México presenta una evidente crisis en salud e imposible de ocultar. El discurso oficial presume cifras cercanas al 97% de abasto de medicamentos en instituciones como el IMSS e ISSSTE, pero la realidad en hospitales y clínicas los datos muestran pacientes sin medicinas, cirugías pospuestas y médicos rebasados.

El problema no es menor. El sistema público atiende a más de 50 millones de personas sin seguridad social a través del modelo IMSS-Bienestar, lo que ha generado una sobrecarga estructural. A esto se suma un rediseño fallido en la compra y distribución de medicamentos que, desde 2019, ha provocado cuellos de botella logísticos, vetos a proveedores y una cadena de errores que hoy siguen pagando los pacientes.

La contradicción es brutal, mientras el gobierno habla de eficiencia, la ciudadanía denuncia abandono.

El caso de Hidalgo es hoy el símbolo más claro de ese choque entre narrativa y realidad. Durante una reciente visita, la presidenta Claudia Sheinbaum fue abordada directamente por ciudadanos que denunciaron desabasto de medicamentos y falta de médicos en centros de salud. No fue un acto organizado, fue el reclamo espontáneo de quienes viven la crisis en carne propia.

Ahí mismo, el propio gobierno reconoció que existe un faltante cercano al 20% en medicamentos en la entidad, pese a que a nivel nacional se insiste en que el problema está prácticamente resuelto. La explicación oficial apunta a proveedores y fallas de distribución, pero para el paciente que no recibe su tratamiento, el motivo es irrelevante.

Porque en salud, el dato frío no cura.

Actualmente, en hospitales públicos del país, la escena se repite, recetas incompletas, familiares comprando medicamentos por fuera y médicos trabajando con lo mínimo indispensable. No se trata solo de logística; es una crisis de confianza.

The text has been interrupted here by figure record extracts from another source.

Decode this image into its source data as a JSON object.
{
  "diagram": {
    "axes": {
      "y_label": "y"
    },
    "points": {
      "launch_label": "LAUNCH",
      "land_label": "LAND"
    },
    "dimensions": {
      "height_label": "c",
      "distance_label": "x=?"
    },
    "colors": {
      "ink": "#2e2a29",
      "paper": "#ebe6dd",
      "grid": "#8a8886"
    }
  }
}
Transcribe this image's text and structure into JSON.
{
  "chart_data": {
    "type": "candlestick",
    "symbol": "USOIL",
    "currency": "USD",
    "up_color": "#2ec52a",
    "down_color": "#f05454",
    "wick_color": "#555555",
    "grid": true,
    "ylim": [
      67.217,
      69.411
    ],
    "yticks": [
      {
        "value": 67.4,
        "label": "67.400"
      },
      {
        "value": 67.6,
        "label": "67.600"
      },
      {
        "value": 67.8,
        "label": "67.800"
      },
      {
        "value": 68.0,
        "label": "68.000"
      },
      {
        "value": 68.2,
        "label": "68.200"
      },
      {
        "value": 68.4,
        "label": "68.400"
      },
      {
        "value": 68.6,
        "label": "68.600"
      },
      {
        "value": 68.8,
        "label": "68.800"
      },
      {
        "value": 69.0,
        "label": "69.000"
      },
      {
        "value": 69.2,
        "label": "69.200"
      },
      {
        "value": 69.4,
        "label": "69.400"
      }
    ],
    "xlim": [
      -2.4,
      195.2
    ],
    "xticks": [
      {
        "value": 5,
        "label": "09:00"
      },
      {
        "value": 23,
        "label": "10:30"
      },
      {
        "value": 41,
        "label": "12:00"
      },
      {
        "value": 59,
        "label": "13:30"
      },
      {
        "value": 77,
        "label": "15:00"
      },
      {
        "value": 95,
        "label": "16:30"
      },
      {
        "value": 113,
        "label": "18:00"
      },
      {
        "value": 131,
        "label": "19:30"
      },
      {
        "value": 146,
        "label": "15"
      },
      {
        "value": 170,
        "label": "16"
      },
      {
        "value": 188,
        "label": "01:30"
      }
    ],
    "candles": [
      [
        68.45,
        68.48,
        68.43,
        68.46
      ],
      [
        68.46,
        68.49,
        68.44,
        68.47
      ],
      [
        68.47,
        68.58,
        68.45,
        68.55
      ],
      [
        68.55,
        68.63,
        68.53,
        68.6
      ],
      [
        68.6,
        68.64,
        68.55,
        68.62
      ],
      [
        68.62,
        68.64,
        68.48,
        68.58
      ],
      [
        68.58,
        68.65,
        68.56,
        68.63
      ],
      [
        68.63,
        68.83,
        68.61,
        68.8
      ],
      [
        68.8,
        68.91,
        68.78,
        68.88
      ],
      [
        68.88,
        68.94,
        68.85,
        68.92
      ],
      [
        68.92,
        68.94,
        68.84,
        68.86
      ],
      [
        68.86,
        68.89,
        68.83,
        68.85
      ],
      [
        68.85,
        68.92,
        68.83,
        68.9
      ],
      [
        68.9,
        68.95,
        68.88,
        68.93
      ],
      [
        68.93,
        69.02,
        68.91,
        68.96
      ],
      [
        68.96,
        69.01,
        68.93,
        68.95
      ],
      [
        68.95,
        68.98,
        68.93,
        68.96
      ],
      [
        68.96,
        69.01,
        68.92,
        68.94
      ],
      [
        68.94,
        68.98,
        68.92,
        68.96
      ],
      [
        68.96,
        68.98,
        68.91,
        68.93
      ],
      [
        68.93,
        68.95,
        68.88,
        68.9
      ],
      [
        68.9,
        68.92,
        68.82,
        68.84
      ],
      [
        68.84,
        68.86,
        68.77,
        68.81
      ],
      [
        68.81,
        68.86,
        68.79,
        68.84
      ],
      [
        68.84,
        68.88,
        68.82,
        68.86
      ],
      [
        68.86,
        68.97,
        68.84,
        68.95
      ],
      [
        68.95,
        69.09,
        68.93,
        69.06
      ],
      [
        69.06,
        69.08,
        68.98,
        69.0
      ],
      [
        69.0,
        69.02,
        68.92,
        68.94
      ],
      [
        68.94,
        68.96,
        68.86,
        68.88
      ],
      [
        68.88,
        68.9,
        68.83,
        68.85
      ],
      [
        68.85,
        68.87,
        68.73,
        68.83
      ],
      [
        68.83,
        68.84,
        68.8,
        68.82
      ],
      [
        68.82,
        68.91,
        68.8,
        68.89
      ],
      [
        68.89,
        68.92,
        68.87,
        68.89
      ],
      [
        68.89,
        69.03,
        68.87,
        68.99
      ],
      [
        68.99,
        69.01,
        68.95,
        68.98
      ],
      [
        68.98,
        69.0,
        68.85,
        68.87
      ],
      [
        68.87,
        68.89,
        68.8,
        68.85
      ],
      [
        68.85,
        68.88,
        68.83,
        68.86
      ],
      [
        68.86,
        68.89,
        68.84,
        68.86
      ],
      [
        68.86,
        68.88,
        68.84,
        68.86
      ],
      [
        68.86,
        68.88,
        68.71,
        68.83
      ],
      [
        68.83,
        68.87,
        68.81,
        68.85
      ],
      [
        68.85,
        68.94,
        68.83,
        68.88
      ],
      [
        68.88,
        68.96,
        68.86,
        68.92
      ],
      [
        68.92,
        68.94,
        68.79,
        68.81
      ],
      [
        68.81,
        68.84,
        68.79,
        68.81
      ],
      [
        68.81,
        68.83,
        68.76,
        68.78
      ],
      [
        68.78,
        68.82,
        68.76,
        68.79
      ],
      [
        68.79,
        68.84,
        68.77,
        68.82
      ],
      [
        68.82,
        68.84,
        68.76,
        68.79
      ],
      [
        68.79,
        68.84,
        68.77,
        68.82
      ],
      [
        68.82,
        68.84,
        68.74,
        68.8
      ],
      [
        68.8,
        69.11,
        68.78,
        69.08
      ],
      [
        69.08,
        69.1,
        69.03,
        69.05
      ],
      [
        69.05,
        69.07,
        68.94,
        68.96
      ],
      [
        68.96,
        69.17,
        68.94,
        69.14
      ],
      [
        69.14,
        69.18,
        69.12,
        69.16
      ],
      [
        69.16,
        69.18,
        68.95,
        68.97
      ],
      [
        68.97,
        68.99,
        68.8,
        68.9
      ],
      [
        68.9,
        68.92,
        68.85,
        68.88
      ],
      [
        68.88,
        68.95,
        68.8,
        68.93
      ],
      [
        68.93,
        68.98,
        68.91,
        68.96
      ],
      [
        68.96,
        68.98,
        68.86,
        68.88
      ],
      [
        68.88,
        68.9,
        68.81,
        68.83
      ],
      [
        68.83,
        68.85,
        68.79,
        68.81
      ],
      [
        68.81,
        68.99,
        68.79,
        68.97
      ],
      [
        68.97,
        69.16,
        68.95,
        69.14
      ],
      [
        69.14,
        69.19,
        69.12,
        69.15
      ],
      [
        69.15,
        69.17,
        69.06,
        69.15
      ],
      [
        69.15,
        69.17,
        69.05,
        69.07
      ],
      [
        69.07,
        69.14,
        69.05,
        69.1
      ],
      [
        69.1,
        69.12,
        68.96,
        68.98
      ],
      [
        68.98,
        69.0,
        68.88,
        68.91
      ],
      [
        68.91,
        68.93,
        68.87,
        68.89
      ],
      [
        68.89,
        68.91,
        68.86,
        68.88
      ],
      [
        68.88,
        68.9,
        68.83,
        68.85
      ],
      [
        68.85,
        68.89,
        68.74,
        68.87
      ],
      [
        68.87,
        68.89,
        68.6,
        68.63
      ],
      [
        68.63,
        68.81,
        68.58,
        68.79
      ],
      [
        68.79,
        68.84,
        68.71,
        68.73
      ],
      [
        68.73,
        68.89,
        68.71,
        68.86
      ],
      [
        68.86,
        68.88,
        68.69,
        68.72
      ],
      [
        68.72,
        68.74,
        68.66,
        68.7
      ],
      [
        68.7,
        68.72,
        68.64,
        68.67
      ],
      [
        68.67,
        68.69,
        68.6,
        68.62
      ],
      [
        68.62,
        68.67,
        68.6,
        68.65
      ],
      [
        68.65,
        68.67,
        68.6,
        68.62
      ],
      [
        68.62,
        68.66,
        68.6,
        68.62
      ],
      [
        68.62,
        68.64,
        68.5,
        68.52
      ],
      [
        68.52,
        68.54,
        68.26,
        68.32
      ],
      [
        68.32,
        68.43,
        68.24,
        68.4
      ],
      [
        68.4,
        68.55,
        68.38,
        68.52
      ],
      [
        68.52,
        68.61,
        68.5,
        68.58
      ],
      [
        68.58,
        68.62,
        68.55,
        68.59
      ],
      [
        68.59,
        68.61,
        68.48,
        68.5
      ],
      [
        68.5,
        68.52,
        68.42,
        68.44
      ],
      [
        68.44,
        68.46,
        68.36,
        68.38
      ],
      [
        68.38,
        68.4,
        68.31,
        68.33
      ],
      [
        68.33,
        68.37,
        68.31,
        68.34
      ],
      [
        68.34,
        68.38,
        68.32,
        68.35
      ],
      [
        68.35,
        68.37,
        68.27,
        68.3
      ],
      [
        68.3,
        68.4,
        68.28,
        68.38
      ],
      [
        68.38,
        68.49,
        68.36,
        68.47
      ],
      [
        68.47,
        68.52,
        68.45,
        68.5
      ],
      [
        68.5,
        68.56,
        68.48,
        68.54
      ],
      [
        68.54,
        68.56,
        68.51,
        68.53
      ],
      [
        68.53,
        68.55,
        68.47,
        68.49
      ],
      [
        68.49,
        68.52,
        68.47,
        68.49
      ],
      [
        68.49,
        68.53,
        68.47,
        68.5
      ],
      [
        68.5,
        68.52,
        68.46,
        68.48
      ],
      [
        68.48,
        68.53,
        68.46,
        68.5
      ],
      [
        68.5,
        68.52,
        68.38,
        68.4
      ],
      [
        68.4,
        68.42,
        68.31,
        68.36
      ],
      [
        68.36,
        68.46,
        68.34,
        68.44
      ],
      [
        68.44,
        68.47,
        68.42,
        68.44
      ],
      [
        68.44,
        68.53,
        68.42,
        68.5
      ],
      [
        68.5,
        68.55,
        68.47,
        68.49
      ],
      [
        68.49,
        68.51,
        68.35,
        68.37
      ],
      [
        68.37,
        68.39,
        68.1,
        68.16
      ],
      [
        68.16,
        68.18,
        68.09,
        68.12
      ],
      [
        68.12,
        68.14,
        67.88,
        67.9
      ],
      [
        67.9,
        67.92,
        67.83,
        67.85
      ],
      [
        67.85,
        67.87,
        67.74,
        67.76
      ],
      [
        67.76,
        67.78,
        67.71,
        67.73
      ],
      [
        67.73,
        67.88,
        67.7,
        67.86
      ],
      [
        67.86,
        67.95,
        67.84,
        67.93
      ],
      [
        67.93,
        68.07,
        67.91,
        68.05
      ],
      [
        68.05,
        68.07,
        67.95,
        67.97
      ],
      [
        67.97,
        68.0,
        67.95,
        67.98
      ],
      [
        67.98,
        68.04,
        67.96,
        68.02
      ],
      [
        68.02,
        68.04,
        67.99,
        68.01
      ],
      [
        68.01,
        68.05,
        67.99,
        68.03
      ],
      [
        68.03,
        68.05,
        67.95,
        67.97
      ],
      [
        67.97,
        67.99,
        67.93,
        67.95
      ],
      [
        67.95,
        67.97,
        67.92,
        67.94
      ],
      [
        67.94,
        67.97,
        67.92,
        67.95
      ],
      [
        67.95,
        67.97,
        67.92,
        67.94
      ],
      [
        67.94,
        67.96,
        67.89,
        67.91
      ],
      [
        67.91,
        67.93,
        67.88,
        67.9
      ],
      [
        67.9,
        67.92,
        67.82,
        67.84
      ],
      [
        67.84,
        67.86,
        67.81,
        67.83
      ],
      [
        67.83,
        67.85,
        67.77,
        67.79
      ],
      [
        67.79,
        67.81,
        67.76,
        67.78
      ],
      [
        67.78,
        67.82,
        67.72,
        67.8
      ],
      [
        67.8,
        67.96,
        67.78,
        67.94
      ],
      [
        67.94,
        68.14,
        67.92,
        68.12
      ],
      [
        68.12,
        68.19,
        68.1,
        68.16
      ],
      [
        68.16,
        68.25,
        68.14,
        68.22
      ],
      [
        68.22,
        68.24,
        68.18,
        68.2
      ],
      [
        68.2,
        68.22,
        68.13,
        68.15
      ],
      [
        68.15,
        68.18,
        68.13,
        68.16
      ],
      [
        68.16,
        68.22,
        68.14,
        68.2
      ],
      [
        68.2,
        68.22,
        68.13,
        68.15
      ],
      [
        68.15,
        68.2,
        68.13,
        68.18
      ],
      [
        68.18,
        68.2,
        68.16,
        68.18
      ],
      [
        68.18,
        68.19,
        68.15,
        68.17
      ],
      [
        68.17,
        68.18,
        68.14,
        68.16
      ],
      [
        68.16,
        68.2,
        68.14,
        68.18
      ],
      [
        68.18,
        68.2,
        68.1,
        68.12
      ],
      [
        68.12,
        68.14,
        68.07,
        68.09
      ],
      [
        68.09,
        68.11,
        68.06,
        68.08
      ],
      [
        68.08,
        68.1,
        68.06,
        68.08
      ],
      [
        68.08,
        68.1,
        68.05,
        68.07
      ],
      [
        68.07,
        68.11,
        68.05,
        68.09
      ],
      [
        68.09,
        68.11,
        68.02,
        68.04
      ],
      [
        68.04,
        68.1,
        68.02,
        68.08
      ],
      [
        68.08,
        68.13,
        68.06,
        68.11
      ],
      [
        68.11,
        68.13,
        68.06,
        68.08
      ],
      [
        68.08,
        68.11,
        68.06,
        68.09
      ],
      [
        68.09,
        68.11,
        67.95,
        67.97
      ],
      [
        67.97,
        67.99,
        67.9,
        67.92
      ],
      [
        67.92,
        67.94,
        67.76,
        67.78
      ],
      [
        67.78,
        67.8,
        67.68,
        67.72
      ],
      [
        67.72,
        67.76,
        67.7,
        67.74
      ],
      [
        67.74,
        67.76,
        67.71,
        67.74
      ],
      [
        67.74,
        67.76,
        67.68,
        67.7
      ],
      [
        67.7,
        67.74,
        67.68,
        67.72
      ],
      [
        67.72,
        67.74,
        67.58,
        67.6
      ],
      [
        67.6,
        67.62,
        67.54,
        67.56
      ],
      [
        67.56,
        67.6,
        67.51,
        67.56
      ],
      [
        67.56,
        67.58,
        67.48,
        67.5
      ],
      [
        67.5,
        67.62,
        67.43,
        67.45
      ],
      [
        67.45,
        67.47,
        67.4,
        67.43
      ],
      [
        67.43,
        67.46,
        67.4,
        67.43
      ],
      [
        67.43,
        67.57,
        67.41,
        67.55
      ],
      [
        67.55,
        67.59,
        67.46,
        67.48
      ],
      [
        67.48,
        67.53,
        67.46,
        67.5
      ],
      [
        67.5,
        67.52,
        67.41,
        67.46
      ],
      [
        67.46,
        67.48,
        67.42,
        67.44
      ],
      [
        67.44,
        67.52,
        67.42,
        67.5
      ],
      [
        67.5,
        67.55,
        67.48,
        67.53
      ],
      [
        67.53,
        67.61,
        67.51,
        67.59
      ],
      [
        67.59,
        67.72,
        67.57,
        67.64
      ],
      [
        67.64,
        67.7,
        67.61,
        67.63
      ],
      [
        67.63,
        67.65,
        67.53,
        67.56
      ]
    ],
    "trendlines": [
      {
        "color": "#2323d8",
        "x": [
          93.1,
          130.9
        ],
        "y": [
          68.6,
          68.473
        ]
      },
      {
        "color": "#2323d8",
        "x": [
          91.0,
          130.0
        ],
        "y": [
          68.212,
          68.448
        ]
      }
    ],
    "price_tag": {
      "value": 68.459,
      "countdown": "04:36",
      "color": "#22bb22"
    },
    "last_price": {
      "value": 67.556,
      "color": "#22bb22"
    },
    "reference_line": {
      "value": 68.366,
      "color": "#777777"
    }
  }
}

El riesgo es claro, cuando el sistema de salud falla, el costo no es político, es humano.

México apostó por transformar su modelo sanitario bajo la bandera de la gratuidad universal. Pero sin planeación, abasto constante y personal suficiente, esa promesa se convierte en una ilusión peligrosa.

Hidalgo no es la excepción. Es el reflejo. Y lo más preocupante no es que falten medicamentos. Es que empieza a faltar credibilidad.